Month after month, more cases of Christians facing punitive and unjust discrimination in the marketplace of goods, services and ideas roll in. Whether you’re a faith-driven entrepreneur who rents out your private property for events or a photographer, florist, baker or tee shirt maker, your livelihood as a Christian seeking to steward your business in alignment with your faith and values is under threat like never before.

This should not be happening in a nation founded on religious liberty and freedom of speech and expression.

The latest case working its way through the courts involves a Washington state florist who is in the crosshairs of a judge who has determined that laws protecting religious freedom must take a back seat to laws that protect the LGBT community.

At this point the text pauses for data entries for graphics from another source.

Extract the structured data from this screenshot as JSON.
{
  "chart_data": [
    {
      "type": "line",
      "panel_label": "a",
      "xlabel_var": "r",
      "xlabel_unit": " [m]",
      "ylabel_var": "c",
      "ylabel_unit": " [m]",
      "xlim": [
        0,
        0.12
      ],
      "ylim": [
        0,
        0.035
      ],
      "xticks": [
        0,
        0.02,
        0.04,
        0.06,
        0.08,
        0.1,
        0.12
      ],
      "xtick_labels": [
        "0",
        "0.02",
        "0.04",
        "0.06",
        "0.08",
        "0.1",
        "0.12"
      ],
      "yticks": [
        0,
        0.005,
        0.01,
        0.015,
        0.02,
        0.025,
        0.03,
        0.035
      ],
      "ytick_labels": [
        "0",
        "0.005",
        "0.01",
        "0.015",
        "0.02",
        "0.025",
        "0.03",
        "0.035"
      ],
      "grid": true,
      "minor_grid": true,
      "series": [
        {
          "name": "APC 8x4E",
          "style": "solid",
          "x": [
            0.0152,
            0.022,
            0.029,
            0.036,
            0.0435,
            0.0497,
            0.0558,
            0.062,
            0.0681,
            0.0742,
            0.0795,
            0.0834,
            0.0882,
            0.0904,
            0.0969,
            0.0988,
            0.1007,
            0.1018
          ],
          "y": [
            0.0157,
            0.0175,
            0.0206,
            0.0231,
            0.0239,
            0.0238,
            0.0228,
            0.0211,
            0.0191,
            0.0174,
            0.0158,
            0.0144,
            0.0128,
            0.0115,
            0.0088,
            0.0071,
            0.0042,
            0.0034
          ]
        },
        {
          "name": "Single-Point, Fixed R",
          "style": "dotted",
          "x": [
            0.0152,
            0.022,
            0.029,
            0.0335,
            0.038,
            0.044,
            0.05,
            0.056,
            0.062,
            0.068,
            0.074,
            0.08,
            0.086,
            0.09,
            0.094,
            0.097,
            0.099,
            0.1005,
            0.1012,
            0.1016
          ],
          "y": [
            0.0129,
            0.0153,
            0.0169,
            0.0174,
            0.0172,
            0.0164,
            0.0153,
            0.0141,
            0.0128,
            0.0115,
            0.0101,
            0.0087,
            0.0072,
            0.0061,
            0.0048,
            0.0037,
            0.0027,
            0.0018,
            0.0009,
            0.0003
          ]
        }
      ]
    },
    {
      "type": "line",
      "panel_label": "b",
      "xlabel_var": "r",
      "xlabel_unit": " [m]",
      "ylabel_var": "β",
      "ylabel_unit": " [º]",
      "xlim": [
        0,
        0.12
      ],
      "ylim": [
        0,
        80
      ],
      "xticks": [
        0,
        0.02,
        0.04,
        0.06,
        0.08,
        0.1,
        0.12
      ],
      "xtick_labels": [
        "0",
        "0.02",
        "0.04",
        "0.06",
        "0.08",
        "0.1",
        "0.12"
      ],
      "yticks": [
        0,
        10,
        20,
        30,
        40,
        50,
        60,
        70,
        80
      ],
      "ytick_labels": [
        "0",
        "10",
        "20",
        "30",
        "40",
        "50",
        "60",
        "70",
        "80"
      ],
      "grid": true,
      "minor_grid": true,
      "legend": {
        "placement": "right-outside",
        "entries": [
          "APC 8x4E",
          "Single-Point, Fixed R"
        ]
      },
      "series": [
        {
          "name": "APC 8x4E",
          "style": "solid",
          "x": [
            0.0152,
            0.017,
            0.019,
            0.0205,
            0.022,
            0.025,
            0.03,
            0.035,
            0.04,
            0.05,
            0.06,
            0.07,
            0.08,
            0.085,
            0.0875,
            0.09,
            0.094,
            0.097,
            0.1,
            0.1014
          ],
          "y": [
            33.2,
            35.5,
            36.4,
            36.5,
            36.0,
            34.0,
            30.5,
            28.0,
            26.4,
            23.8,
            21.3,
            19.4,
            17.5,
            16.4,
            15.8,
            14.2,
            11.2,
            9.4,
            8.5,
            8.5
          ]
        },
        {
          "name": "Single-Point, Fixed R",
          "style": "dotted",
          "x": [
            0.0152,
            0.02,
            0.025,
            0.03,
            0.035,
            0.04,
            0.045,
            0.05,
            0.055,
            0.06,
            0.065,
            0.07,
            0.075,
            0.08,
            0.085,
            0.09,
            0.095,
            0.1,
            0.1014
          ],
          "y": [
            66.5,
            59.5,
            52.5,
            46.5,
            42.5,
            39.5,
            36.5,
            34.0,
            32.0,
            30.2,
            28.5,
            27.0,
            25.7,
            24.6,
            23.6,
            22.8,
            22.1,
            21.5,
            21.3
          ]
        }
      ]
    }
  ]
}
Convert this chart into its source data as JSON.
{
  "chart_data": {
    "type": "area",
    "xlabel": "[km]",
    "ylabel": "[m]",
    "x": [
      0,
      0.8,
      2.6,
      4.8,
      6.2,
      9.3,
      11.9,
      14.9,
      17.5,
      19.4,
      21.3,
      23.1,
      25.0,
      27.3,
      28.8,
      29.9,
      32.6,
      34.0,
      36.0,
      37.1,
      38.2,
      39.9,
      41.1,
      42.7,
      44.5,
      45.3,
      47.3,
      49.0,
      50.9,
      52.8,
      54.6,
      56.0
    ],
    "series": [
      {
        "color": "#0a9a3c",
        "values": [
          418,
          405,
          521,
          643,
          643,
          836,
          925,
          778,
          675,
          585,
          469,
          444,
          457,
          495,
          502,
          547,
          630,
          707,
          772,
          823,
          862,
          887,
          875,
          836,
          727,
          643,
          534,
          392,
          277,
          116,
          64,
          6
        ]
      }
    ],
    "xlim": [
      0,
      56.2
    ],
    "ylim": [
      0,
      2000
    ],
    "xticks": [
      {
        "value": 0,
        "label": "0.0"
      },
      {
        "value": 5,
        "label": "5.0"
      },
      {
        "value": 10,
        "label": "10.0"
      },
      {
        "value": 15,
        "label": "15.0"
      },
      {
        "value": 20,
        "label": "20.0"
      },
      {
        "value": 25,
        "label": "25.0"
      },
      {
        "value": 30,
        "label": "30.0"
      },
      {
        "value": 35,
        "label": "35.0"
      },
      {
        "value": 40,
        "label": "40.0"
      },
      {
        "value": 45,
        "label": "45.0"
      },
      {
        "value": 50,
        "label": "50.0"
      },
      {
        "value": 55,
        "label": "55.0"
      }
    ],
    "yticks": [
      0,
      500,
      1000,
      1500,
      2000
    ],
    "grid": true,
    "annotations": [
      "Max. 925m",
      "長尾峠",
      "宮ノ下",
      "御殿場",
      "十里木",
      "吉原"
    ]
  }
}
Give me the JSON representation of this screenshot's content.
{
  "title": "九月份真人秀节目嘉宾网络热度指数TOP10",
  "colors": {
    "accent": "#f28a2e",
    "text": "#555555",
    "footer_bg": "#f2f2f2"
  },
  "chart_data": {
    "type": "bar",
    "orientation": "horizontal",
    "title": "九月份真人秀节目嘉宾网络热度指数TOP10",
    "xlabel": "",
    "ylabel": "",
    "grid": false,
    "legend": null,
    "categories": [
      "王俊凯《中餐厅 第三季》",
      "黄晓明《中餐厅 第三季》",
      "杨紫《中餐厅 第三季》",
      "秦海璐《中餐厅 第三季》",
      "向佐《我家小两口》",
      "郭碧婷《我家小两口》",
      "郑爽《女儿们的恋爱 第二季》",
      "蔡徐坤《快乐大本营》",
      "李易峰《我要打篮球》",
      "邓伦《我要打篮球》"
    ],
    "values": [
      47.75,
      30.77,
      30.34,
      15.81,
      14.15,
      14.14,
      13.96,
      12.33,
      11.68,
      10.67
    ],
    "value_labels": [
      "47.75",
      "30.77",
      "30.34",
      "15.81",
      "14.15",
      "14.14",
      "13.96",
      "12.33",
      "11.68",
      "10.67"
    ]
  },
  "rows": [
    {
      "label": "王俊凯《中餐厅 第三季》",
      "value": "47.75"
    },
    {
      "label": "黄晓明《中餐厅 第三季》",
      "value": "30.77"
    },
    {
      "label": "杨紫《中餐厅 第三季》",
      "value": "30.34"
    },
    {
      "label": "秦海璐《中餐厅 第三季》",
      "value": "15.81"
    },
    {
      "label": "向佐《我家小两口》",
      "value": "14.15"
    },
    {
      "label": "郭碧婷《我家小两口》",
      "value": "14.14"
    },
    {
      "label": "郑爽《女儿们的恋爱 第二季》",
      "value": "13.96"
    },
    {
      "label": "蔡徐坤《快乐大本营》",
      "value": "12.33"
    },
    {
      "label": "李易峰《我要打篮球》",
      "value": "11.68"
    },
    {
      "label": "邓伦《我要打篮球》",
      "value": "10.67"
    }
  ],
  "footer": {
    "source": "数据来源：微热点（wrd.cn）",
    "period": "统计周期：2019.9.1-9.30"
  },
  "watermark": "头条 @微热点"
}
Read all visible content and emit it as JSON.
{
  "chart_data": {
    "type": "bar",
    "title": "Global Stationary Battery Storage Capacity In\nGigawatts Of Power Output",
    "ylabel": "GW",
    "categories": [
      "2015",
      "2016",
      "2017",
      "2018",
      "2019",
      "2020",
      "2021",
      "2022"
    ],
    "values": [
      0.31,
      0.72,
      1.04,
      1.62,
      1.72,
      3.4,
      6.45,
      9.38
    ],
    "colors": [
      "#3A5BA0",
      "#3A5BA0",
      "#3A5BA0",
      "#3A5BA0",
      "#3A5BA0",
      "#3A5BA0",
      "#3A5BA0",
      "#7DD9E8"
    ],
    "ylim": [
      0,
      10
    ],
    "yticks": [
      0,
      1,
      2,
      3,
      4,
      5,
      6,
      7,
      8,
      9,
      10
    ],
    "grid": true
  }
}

In a culture grounded in pluralism and identity group politics, it’s time for America to have a serious discussion about equal application of equal protections.

While the First Amendment of the U.S. Constitution clearly establishes religious freedom as a protected class, since the 1960s, local, state and national governments have passed laws establishing an expanded list of enumerated classes that merit protection in one form or another. And Corporate America has responded to the fast-evolving multicultural reality by implementing equal opportunity and non-discrimination policies that cover every imaginable distinction among employees and customers.

Truly, the twin gods of Diversity and Tolerance reign supreme in twenty-first century America.

But what happens when one group in a pluralistic society plays a winner-take-all game that tolerates no dissenting viewpoints and successfully mandates a social, legislative, judicial, and  marketplace agenda that punishes all who disagree—forcing them to violate their consciences or suffer the penalty?

This is the crux of what’s playing out across the nation as the LGBT-rights juggernaut comes head to head with biblically orthodox faith. Today, it’s Christians who face the harsh consequences of an unequal application of equal protection laws. Tomorrow, which “out group” will be next?

Unless each group’s respective values can be accommodated in the rainbow of diversity, somebody’s going to get trampled on.

And based on recent polls, Americans are not in favor of religion being relegated to second-class status. In one poll a slight majority of Americans said they support gay marriage, yet nearly a third were ambivalent.  Perhaps more significant in another poll, a staggering majority—85%— said that Christians who disagree with gay marriage shouldn’t be forced to violate their faith in order to accommodate it.

Here, we see that most Americans are fair-minded and want to make space for each group in our culture to have the freedom to live in accordance with their respective values and worldview. It seems that a clear majority think it’s fundamentally unfair for the government to force Christians to violate their consciences in order to participate in the economic arena—particularly when everybody knows that there are plenty of businesses across the nation ready, willing and able to print tee shirts for gay pride parades or offer the space, flowers, cakes and photography for gay weddings and commitment ceremonies.

Has the LGBT community overplayed its hand? Time will tell.

However, given that the inherently American principle of equal application of equal protection is alive and well, it’s time for Corporate America to not only give serious consideration, but lead the way, to create a balance in the marketplace where the values and worldview of each respective group in the rainbow of diversity—including faith-driven Christians—is welcomed and respected in ways that demonstrate true tolerance for all.